In a later sequel set on the Hill of Tara (Stag Heart), a clootie well  and tree take on great significance.

I’d like to talk about the healing and purification, through the means of the clootie well and the clootie tree.

In Wakening Fire, the crippled Owen Sweeney MacNeill is taken to the sacred well each month by his loving wife, where she seeks to bathe his ruined legs in the holy waters. Later in that same novel, Owen is taken to sacred waters at Cloudy (Clóidigh) near Derry to bathe his legs. Later still, Caylith brews a “gruit,” or special herbal mix for Owen, using the branches of the hawthorn as well as other plants growing around the well.

In Wynn’s mind, the way to cleanse himself is through the common means of a clootie well, a well filled with water sacred to a spirit or a local goddess. In another novel, a young woman in pain, about to bear a child, travels to a  clootie tree to pray to the goddess Brighid. For centuries, folks throughout the celtic world would cleanse a diseased or malformed part of their body in the sacred water.

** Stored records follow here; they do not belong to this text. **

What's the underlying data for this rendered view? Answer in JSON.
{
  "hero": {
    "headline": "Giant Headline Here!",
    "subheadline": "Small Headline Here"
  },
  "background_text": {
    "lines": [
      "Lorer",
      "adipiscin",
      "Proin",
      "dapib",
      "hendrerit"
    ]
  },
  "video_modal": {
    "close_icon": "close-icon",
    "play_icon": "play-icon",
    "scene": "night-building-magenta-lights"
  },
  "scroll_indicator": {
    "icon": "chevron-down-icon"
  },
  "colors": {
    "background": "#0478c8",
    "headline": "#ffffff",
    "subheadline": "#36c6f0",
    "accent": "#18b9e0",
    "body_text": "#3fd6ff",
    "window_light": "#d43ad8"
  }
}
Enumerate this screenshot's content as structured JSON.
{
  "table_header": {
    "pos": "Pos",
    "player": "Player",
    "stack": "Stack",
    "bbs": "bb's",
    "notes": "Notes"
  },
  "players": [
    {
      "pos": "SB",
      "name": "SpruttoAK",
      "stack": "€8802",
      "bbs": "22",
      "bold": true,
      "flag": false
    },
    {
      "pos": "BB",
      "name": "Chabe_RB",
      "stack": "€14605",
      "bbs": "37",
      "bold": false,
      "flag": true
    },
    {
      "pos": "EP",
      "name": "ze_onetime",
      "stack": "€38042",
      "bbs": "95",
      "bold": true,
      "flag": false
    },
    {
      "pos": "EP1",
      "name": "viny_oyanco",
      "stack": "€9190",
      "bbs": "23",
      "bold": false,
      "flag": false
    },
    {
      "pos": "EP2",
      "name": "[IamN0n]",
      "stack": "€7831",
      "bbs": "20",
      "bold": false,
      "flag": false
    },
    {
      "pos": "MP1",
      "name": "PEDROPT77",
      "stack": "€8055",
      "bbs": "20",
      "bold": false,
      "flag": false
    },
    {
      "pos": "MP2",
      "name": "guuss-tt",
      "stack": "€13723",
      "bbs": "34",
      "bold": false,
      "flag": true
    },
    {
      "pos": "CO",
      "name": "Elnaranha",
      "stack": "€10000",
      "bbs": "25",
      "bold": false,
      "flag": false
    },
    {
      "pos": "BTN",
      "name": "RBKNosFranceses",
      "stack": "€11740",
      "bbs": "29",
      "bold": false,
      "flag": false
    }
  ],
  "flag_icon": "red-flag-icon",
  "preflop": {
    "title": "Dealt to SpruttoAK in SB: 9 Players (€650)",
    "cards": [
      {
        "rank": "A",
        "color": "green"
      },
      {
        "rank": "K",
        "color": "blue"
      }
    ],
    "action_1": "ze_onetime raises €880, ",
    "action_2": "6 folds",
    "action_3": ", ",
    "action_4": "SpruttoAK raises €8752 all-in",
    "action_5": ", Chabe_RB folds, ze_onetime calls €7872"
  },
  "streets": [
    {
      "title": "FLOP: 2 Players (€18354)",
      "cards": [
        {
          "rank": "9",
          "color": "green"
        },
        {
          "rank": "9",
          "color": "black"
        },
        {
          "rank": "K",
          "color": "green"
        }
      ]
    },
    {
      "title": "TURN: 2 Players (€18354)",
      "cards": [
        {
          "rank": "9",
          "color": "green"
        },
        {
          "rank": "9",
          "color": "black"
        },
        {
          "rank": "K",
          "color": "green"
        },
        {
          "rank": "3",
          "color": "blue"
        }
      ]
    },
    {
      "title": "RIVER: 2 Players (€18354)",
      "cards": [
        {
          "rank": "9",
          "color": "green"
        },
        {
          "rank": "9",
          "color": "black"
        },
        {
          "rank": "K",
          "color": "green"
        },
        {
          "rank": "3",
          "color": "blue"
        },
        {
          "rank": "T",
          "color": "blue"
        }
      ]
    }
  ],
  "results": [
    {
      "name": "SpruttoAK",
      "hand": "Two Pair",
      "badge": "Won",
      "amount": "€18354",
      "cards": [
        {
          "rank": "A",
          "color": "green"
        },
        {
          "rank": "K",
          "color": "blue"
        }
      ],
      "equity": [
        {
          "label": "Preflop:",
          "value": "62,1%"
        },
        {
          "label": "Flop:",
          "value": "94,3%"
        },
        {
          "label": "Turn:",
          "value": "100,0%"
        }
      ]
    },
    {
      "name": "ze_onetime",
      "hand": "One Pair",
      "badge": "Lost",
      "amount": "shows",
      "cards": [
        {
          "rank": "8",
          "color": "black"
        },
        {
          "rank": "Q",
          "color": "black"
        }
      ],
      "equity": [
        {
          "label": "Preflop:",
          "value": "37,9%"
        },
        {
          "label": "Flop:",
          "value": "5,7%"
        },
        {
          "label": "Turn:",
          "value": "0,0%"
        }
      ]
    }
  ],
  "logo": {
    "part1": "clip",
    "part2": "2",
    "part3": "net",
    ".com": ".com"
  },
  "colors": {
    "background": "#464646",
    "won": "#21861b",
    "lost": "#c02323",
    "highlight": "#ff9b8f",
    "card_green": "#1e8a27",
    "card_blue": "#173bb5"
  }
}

After the advent of Christianity, when the wells’ spirit was transposed to a saint or other religious figure, the wells became the focus of folk pilgrimages.

The word “clootie” or “clougthie” is actually Scotttish Gaelic meaning “cloth” or  “clothing.”

The tradition of dipping rags or cloths into sacred water is apparently a very old one found throughout modern celtic locales–Scotland, Ireland, the Isle of Man, Cornwall, Wales, and other places. Those seeking purification would dip a strip of cloth in the water, then apply it to the affected body part. After hanging the cloth on a nearby tree–in Ireland, usually a hawthorn–they would leave it to the elements. They believed that by the time the sun had bleached it and the passage of time had cleaned it, the part of the body it had touched would be cured by the attendant spirit or goddess.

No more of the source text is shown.